After mapping to the reference genome and got the bam files, I applied 2 methods (Genotype likelihood approach and single read sampling approach) for the PCA analysis, but the results were quite confused, those samples clustered by different platforms (Hiseq2000 clustered together, and also for the Hiseq X Ten) but not by the same population.
And I'm not sure why there're so big deviation about different platform for the PCA results. Anyone have such data dealing experiences please give us some suggestions for the analysis? And how to calibrate these bias?
How reliable are your variant calls? What coverage do you have?
If your calls are not very reliable (may be because the coverage is low), then the biases of different platforms would play a stronger role. Try to get a clean set of variants as possible. Which method did you use to call variants?

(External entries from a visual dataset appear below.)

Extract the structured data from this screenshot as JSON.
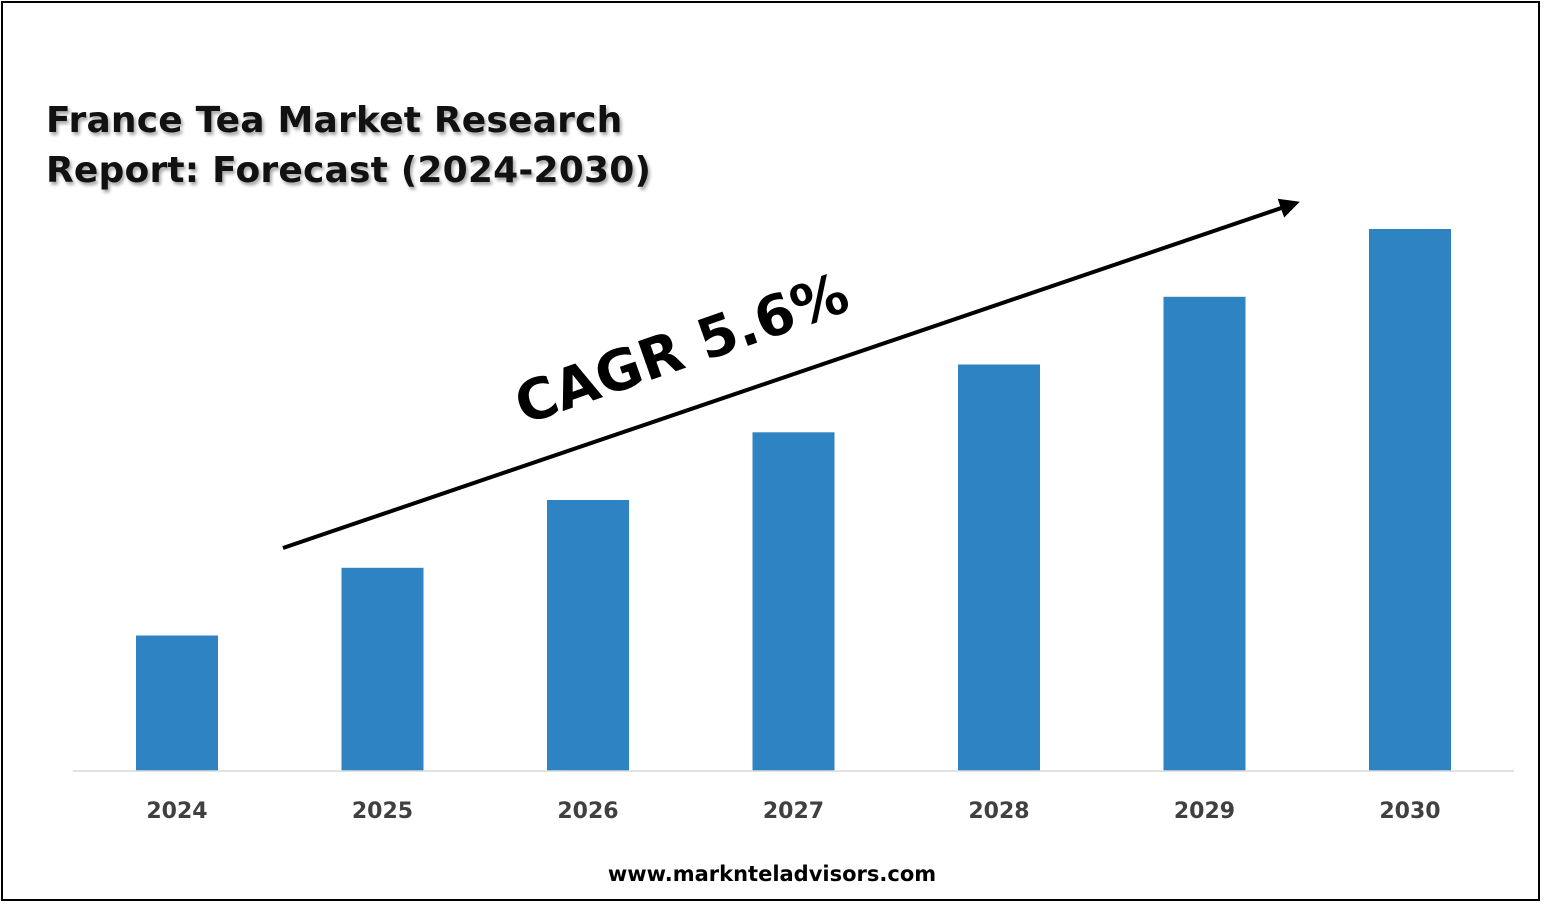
{
  "title_line1": "France Tea Market Research",
  "title_line2": "Report: Forecast (2024-2030)",
  "annotation": "CAGR 5.6%",
  "footer": "www.marknteladvisors.com",
  "colors": {
    "bar": "#2E83C3",
    "axis": "#D9D9D9",
    "text": "#404040",
    "arrow": "#000000"
  },
  "chart_data": {
    "type": "bar",
    "title": "France Tea Market Research Report: Forecast (2024-2030)",
    "categories": [
      "2024",
      "2025",
      "2026",
      "2027",
      "2028",
      "2029",
      "2030"
    ],
    "values": [
      1.0,
      1.5,
      2.0,
      2.5,
      3.0,
      3.5,
      4.0
    ],
    "value_note": "relative bar heights (no y-axis values printed)",
    "ylim": [
      0,
      4.2
    ],
    "xlabel": "",
    "ylabel": "",
    "grid": false,
    "legend": "none"
  }
}
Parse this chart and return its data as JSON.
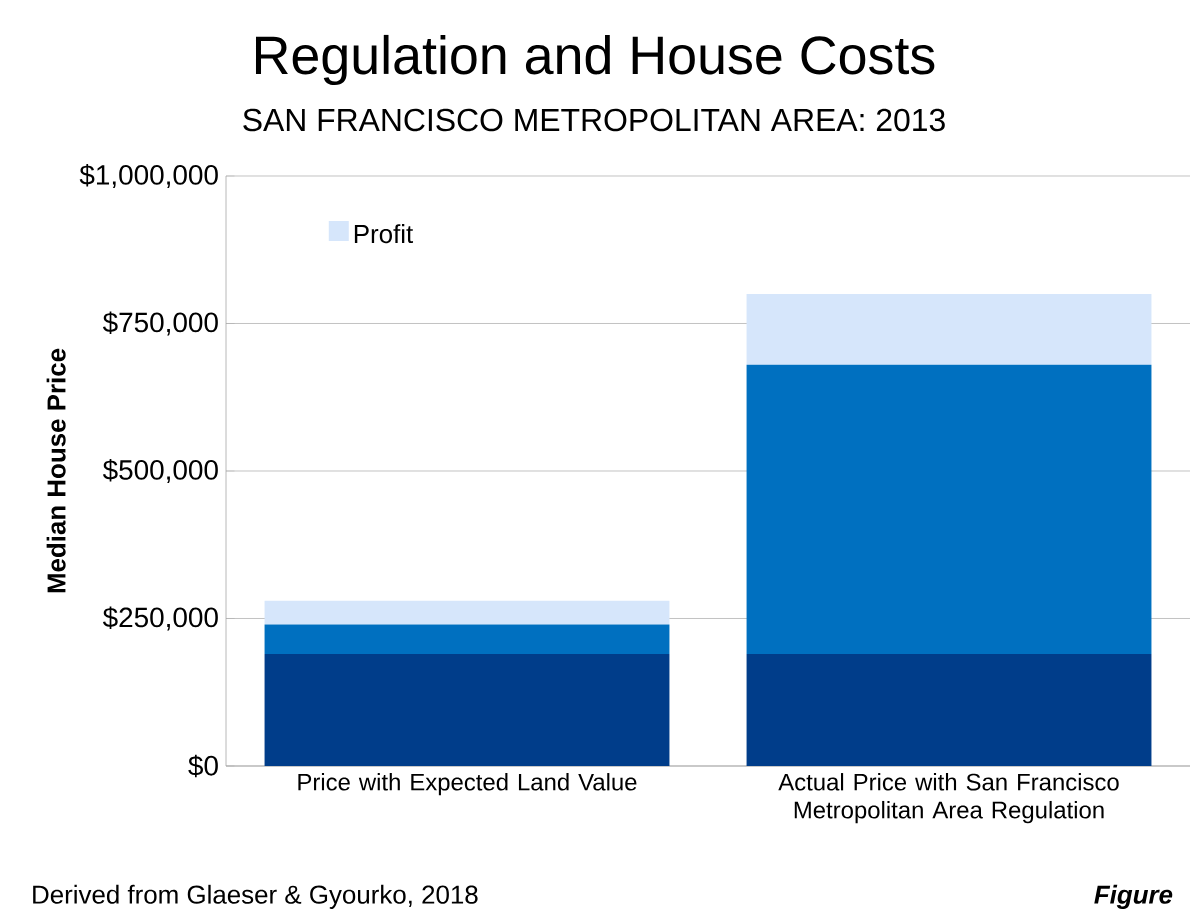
{
  "chart_data": {
    "type": "bar",
    "stacked": true,
    "title": "Regulation and House Costs",
    "subtitle": "SAN FRANCISCO METROPOLITAN AREA: 2013",
    "ylabel": "Median  House Price",
    "categories": [
      "Price with Expected Land Value",
      "Actual Price with San Francisco Metropolitan Area Regulation"
    ],
    "series": [
      {
        "color": "#003d8a",
        "values": [
          190000,
          190000
        ]
      },
      {
        "color": "#0070c0",
        "values": [
          50000,
          490000
        ]
      },
      {
        "name": "Profit",
        "color": "#d6e6fb",
        "values": [
          40000,
          120000
        ]
      }
    ],
    "ylim": [
      0,
      1000000
    ],
    "yticks": [
      {
        "value": 0,
        "label": "$0"
      },
      {
        "value": 250000,
        "label": "$250,000"
      },
      {
        "value": 500000,
        "label": "$500,000"
      },
      {
        "value": 750000,
        "label": "$750,000"
      },
      {
        "value": 1000000,
        "label": "$1,000,000"
      }
    ],
    "grid": "y",
    "legend": "top left",
    "annotations": [
      "Derived from Glaeser & Gyourko, 2018",
      "Figure"
    ]
  }
}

Hello, many thanks for your response! The sequnecing coverage of two platform is 5X, calling SNP use the GATK best practice pipeline and ANGSD genotype likelihood approach. I have one more question, if the sequencing coverage of two platform increased to 30X, can it be calibrate these platform bias?
I would expect that increasing the coverage (and the quality of calls) would reduce platform biases. With 5x you should be able to test this by analysing only those calls with high quality in both platforms. There must be good calls enough. You may want to restrict your analysis to homozygotes, which are easier to call. For example, get all sites covered by at least 8 reads in which all reads support the alternative allele. You can also look at calls shared by one platform and analyse their signatures (G>T, etc). Maybe this gives some hint.
Thanks a lot! I will make some attempts according to your suggestion.